What is the method in pandas for removing duplicates ba…
The method pandas uses to remove duplicate rows is by using the drop_duplicates() function. This function can generate a new DataFrame with the duplicate rows removed.
Here is the specific usage:
df.drop_duplicates(subset=[列名], keep='first', inplace=True)
- The subset parameter is used to specify the column name or list of column names to check for duplicates. By default, this parameter is set to None, indicating that all columns will be checked.
- The parameter ‘keep’ is used to specify which duplicate value to retain. The options are first, last, and False. By default, it is set to first, which means to keep the first occurring duplicate value; last means to keep the last occurring duplicate value; False means to delete all duplicate values.

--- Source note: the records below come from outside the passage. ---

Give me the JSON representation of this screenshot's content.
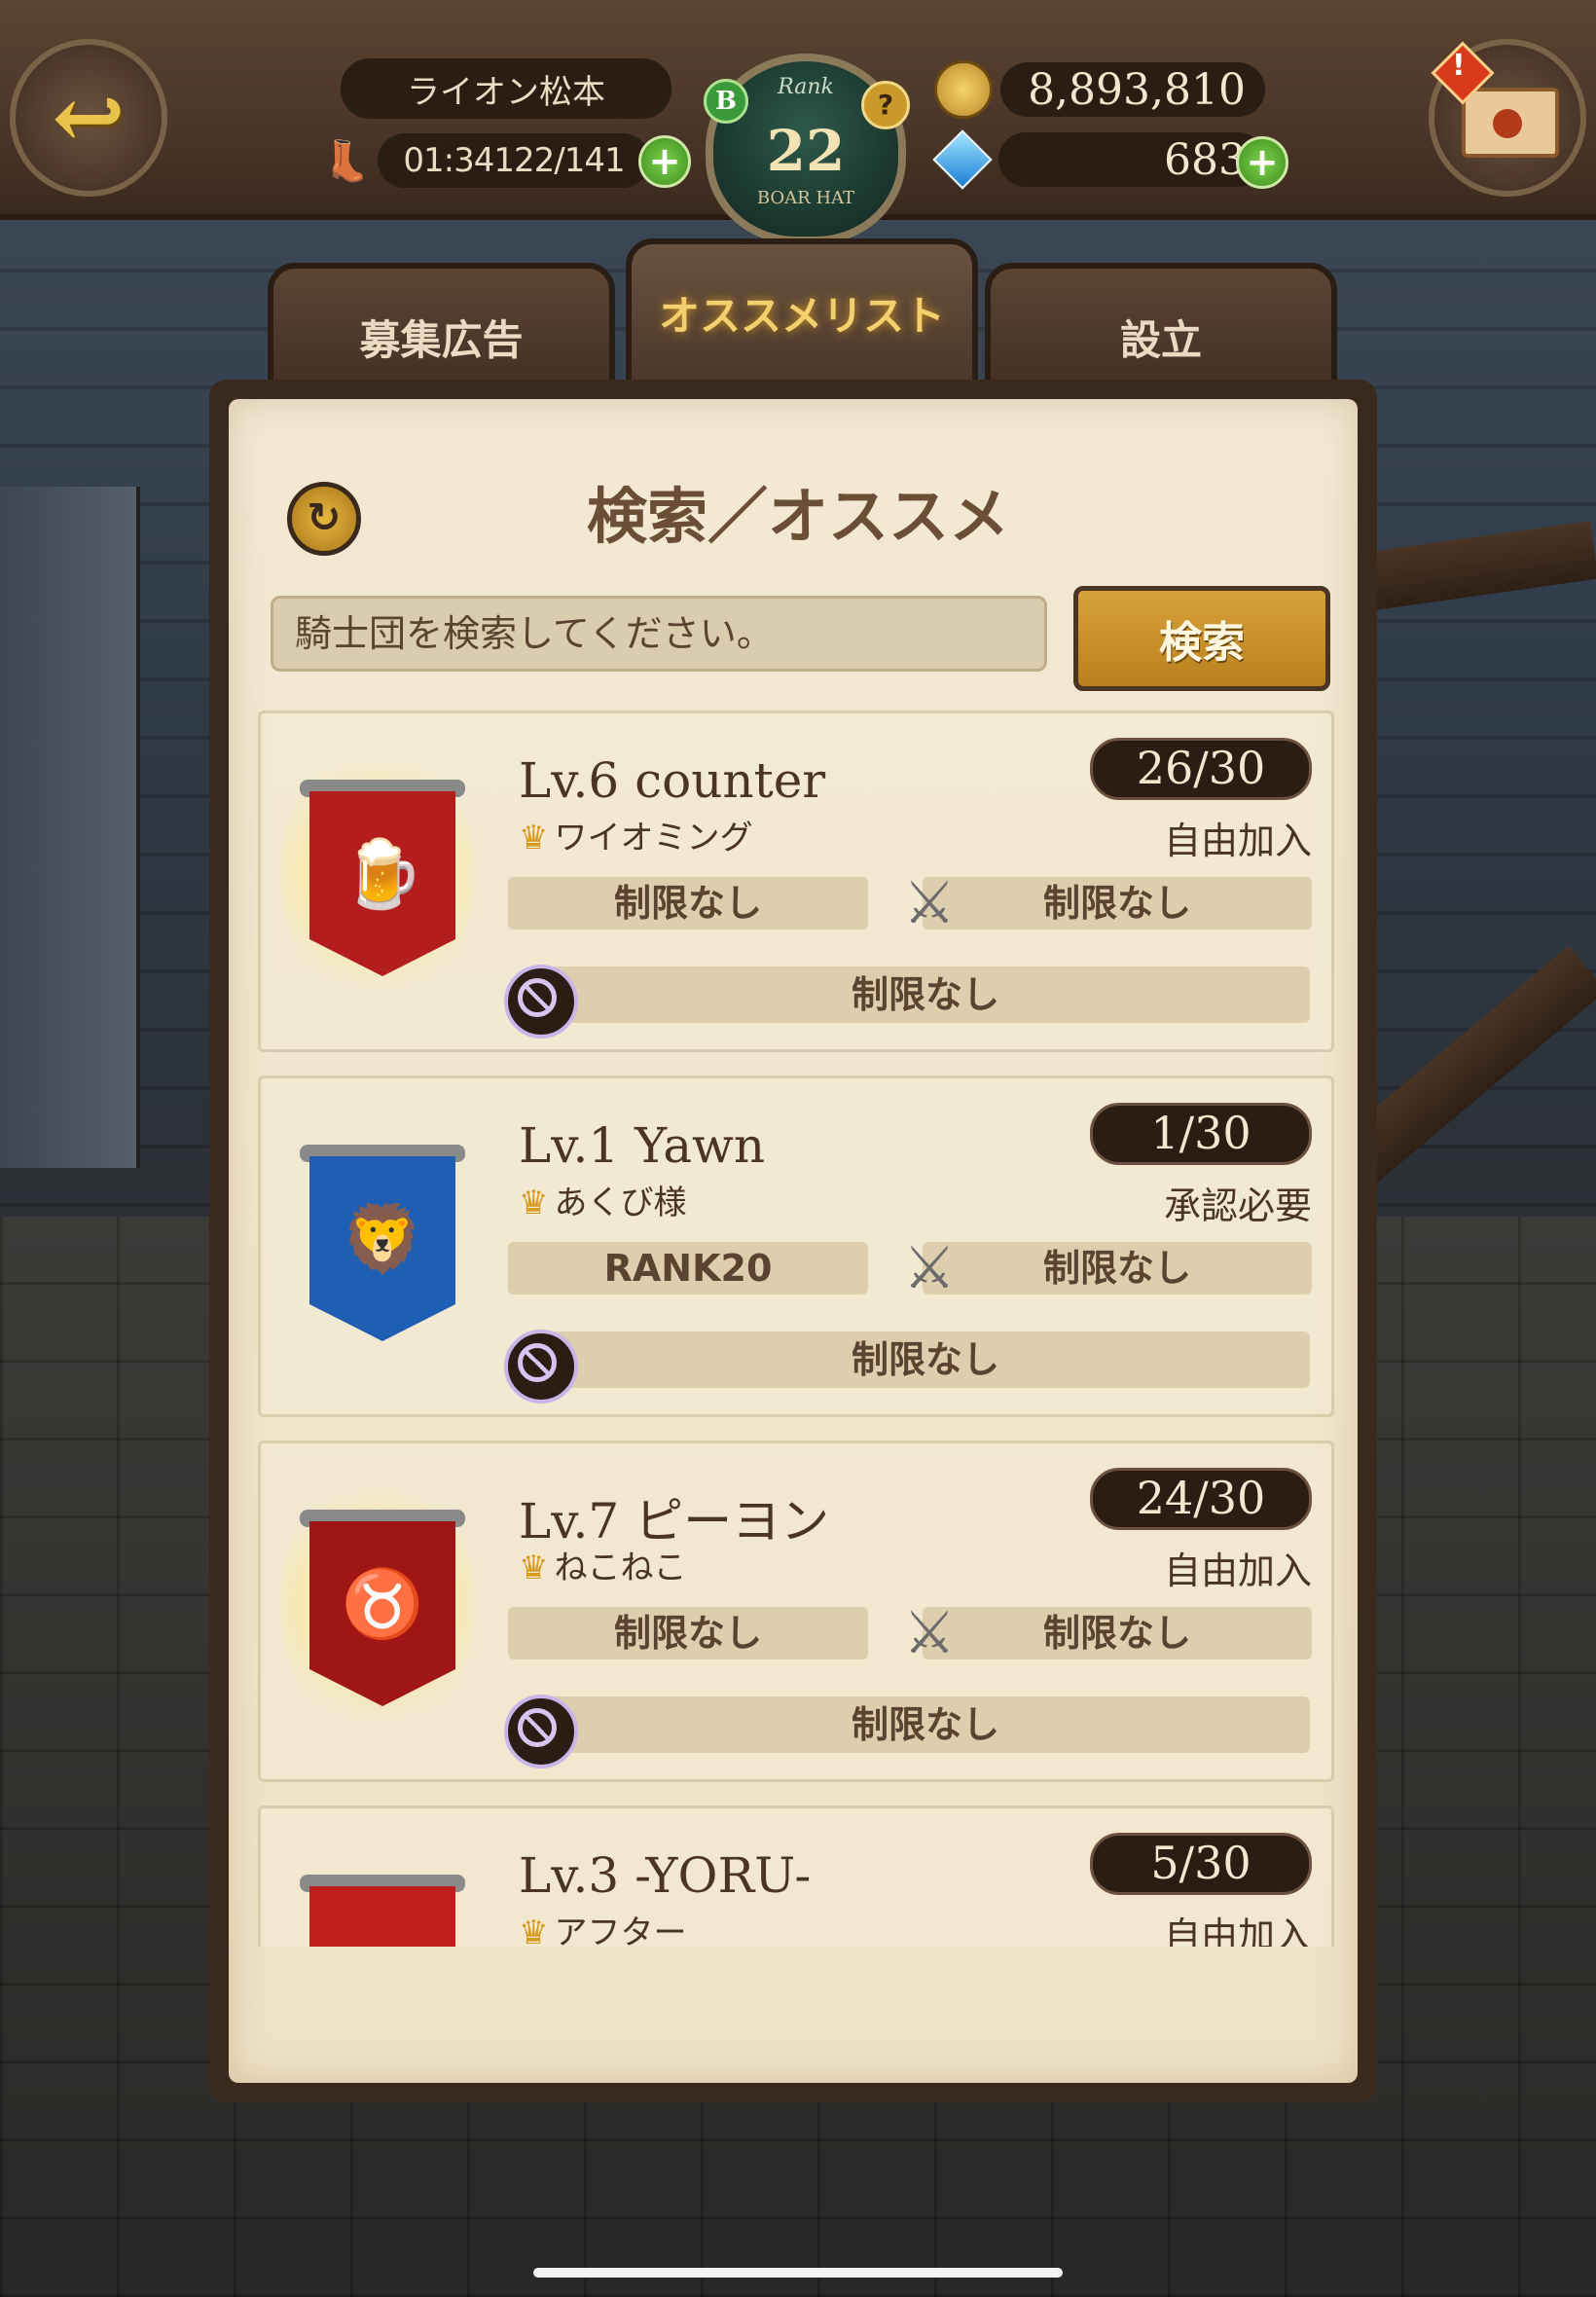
{
  "header": {
    "player_name": "ライオン松本",
    "stamina_time": "01:34",
    "stamina": "122/141",
    "rank_label": "Rank",
    "rank_value": "22",
    "rank_sub": "BOAR HAT",
    "rank_badge_letter": "B",
    "help_mark": "?",
    "gold": "8,893,810",
    "gems": "683",
    "plus": "+",
    "alert_mark": "!"
  },
  "tabs": [
    {
      "label": "募集広告",
      "active": false
    },
    {
      "label": "オススメリスト",
      "active": true
    },
    {
      "label": "設立",
      "active": false
    }
  ],
  "panel": {
    "title": "検索／オススメ",
    "search_placeholder": "騎士団を検索してください。",
    "search_button": "検索"
  },
  "knights": [
    {
      "level": "Lv.6  counter",
      "count": "26/30",
      "leader": "ワイオミング",
      "join": "自由加入",
      "req_rank": "制限なし",
      "req_power": "制限なし",
      "req_ban": "制限なし",
      "banner_color": "#b31d1d",
      "emblem": "🍺"
    },
    {
      "level": "Lv.1  Yawn",
      "count": "1/30",
      "leader": "あくび様",
      "join": "承認必要",
      "req_rank": "RANK20",
      "req_power": "制限なし",
      "req_ban": "制限なし",
      "banner_color": "#1f5fb3",
      "emblem": "🦁"
    },
    {
      "level": "Lv.7  ピーヨン",
      "count": "24/30",
      "leader": "ねこねこ",
      "join": "自由加入",
      "req_rank": "制限なし",
      "req_power": "制限なし",
      "req_ban": "制限なし",
      "banner_color": "#a01515",
      "emblem": "♉"
    },
    {
      "level": "Lv.3  -YORU-",
      "count": "5/30",
      "leader": "アフター",
      "join": "自由加入",
      "req_rank": "",
      "req_power": "",
      "req_ban": "",
      "banner_color": "#c01d1d",
      "emblem": ""
    }
  ],
  "icons": {
    "back": "back-arrow-icon",
    "boot": "boot-icon",
    "coin": "coin-icon",
    "gem": "gem-icon",
    "mail": "mail-icon",
    "refresh": "refresh-icon",
    "crown": "crown-icon",
    "swords": "crossed-swords-icon",
    "ban": "ban-icon"
  }
}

- The inplace parameter is used to specify whether to make changes on the original DataFrame. By default, it is set to False, which means it will return a new DataFrame after removing duplicate values. If set to True, it will modify the original DataFrame and return None.
The shop was closed due to renovations.
Paraphrase: The store was shut down because it was being renovated.
import pandas as pd
# 创建一个包含重复值的DataFrame
data = {'A': [1, 2, 2, 3, 4, 4],
'B': ['a', 'b', 'b', 'c', 'd', 'd']}
df = pd.DataFrame(data)
# 根据列'A'去重
df.drop_duplicates(subset=['A'], keep='first', inplace=True)
print(df)
Result output:
A B
0 1 a
1 2 b
3 3 c
4 4 d
In the above example, duplicates were removed based on column ‘A’, with only the first occurrence being kept.